ハイビスカスワールドでは以前職員がカウアイ島で野生のヒビスクス・ワイメアエの枝を入手、それを挿し木で増殖、今では沢山花をつけているのをご覧頂くと、「来年1月にハワイの研究所に行くのでここでも保護されていると話をしよう」と写真を2,3枚撮影されました。 当館では野生植物をある意味こだわりで集めてきたのも気に入ってもらっているようでした。
プチイングリッシュガーデンと役立つ広場にもご案内、 私「これらは新たに教育、楽しみの場として作りました」と進化ぶりをアピール。
卿「かつてニューヨーク植物園の副園長をしていたが、盛んに園芸を通して子供の教育を行いました。とても大切な仕事ですよ」 そしてプチイングリッシュガーデンでは 卿「私の家のガーデンくらいのサイズかな」とユーモアーで.。 私「だからプチと名づけ、公園の緑を借景に狭さを感じないようにして、雑草管理も十分できるように設計しました」とこだわりを話しました。 イングリッシュガーデンにはツマグロヒョウモンやキタテハが蜜を吸いに来てきて、 卿「蝶が沢山吸蜜に来ていますね」
「蝶の食草を植えたバタフライパラダイスを計画しています」と咲くやこの花館の目標と予定の話しました。「それは良いアイデアだ」と深くうなずかれていました。
ブドウの巨峰のような実を幹につけている美味しいジャボチカバに注目されている際に、「当館ではマンゴやドラゴンフルーツが実れば、入館者の皆さんに試食をして貰っています」と一言添えると、「エデンプロジェクトでも同じようなサービスをしていますよ」 と答えてくださいました。
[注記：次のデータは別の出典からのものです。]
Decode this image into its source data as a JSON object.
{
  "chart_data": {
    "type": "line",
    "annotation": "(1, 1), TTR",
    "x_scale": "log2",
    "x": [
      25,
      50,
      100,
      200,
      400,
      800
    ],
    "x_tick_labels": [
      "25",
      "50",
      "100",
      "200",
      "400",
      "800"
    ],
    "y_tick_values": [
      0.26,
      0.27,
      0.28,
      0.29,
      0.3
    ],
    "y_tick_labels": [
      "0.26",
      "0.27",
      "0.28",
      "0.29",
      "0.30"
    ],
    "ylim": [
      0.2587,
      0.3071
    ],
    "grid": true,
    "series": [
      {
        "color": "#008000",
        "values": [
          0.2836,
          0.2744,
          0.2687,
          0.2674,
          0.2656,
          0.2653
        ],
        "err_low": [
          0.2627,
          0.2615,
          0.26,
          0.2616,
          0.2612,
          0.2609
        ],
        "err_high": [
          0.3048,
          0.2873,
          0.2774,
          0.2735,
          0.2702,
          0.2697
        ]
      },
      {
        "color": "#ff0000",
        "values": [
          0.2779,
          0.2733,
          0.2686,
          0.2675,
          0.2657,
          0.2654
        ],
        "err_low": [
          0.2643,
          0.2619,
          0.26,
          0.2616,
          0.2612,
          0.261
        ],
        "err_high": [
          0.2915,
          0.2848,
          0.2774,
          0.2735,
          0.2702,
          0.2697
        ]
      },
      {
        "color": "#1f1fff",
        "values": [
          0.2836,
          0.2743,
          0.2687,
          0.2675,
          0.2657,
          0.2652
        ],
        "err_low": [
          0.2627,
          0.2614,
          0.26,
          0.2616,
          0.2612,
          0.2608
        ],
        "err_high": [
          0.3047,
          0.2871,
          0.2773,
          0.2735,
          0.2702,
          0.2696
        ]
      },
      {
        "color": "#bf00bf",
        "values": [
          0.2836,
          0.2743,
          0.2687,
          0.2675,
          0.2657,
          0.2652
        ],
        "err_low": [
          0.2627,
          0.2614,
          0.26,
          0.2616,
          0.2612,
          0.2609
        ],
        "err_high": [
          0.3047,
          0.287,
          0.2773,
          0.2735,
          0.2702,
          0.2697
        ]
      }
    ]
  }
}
屋外のデザートガーデンではキンシャチなどがよく育っているので、 「イギリスでも南部のエデンプロジェクトでもこのような栽培が可能ですか?」 とご質問をいただいたので、「コーンウオールはマイルドな気候なので、乾燥気味にすれば大丈夫でしょう」 と答えました。当館のキソウテンガイは一般公開の植物園では「ベルリン」の次ぐくらい立派に育っていますよと前に話されていましたが、自分たちのところでは育てにくいとのこと。卿はナミビアで現地の研究者しか知らない大群落を見た時の感激を伝えられていました。
高山植物室は1990年以来お気に入りで、青いケシが何時でも咲き、ギンケンソウも育ちと、野生植物好きの卿は楽しまれていました。英国王立園芸協会 (RHS)のウイズレーガーデンのガーデナー園長は、以前当館でレクチャーをして下さいましたが、その際にギンケンソウを当館では種子から十数年で咲かせ ているのを聞き、ガーデナー園長は1年で咲かせたと自慢げに、但し肥料漬けだったそうですが、卿にその話をすると「ガーデナー園長は優れたガーデナーだ」 と英国人の好きなユーモアーがまたまた飛び出ました。 二階回廊からの樹冠の風景、ホールの多目的機能にはいつものように感心されながら次にバックヤードに移動しました。1時間半ほどの余裕しかなく追われる ように、お茶の時間もなくて恐縮すると「私たちはお茶より植物の方が大切でごちそうなのを知っているだろうと」と、エデンプロジェクトでの再会を楽しみに お別れしました。 共通の舞台で仕事をする喜びや悩みを語りあえる機会をいただけたこと、今回プランス卿を招待された国際花と緑の博覧会記念協会の皆さまに感謝いたします。